Choreographer feted by French
Robyn Orlin, the "enfant terrible" of South African dance known for telling thought-provoking stories through her complex dance arrangements, is to be honoured by France.
Tomorrow, the choreographer will be knighted in the French National Order of Merit by the ambassador of France, Denis Pietton, at a ceremony to be held at the Dance Café in Newtown.
The award is in recognition of Orlin's spirited and dedicated work in arts and culture.
Founded in 1963 by President Charles de Gaulle, the French National Order of Merit honours French citizens and foreigners for their most remarkable achievements.

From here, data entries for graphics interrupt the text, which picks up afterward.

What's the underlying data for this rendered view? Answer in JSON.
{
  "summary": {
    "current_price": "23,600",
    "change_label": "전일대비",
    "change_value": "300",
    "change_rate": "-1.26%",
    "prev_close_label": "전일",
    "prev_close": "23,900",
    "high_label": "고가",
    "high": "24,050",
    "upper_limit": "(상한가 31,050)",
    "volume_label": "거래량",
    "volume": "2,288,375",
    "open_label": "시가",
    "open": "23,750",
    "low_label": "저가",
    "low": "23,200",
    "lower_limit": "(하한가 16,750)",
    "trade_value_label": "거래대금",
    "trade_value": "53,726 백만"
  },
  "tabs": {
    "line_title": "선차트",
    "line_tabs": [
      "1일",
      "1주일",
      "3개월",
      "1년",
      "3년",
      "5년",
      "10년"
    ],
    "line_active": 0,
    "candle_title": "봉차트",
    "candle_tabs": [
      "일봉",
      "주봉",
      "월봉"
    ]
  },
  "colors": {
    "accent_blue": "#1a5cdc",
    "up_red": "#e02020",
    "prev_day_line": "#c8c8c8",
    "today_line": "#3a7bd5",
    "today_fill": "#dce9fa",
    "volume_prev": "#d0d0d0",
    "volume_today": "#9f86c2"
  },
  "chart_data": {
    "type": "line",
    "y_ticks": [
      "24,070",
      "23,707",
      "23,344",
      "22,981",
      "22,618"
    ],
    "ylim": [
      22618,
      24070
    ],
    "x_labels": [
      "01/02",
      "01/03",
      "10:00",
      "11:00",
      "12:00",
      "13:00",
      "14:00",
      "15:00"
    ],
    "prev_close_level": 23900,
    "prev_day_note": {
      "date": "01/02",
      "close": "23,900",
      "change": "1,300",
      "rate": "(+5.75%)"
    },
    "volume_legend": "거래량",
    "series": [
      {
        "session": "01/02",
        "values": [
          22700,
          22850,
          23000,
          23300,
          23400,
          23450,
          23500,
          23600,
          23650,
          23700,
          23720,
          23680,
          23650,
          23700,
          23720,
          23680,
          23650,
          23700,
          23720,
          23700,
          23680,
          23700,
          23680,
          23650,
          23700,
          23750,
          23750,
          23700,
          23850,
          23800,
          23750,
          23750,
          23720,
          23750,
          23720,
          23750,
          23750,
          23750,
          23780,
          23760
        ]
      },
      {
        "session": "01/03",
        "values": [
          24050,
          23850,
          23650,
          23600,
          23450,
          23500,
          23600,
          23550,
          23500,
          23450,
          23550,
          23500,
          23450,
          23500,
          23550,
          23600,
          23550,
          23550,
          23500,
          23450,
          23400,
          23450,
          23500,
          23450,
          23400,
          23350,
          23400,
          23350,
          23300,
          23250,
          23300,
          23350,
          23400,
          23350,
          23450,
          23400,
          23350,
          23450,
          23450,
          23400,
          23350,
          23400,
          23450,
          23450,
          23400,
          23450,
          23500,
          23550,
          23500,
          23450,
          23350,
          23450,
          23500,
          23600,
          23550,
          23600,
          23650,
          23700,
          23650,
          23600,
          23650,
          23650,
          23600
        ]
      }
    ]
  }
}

Orlin is a world-renowned choreographer who at one stage was referred to as the "enfant terrible" of the South African dance scene before her recognition in Europe in the early 2000s.
Following her training as a dancer at the London Contemporary Dance School, Orlin worked at the Market Theatre, the hub of artistic life in Johannesburg and the centre for the fight against apartheid.
In 1982 she joined the Federated Union of Black Artists Academy where she created a contemporary dance section. In She left for the US in 1980 to pursue studies at the School of Art Institute of Chicago on a Fulbright Scholarship. On her return to South Africa in 1994, she joined the Market Theatre Laboratory as a teacher, where she worked with youngsters from disadvantaged backgrounds.
Nicknamed in South Africa as "a permanent irritation", she is well known for reflecting the difficult and complex realities in this country. Over the years, Orlin has been an engaged artist and fought for controversial causes including the condition of women, social abuse and homelessness.
Integrating different media such as text, video and plastic in her various works, she has been investigating a certain theatrical reality which has enabled her to find her unique choreographic vocabulary and question current and historic issues and ways of thinking.
Hotel Polana, a collaboration between Orlin and Chris Pretorius, was banned by the apartheid regime in 1988.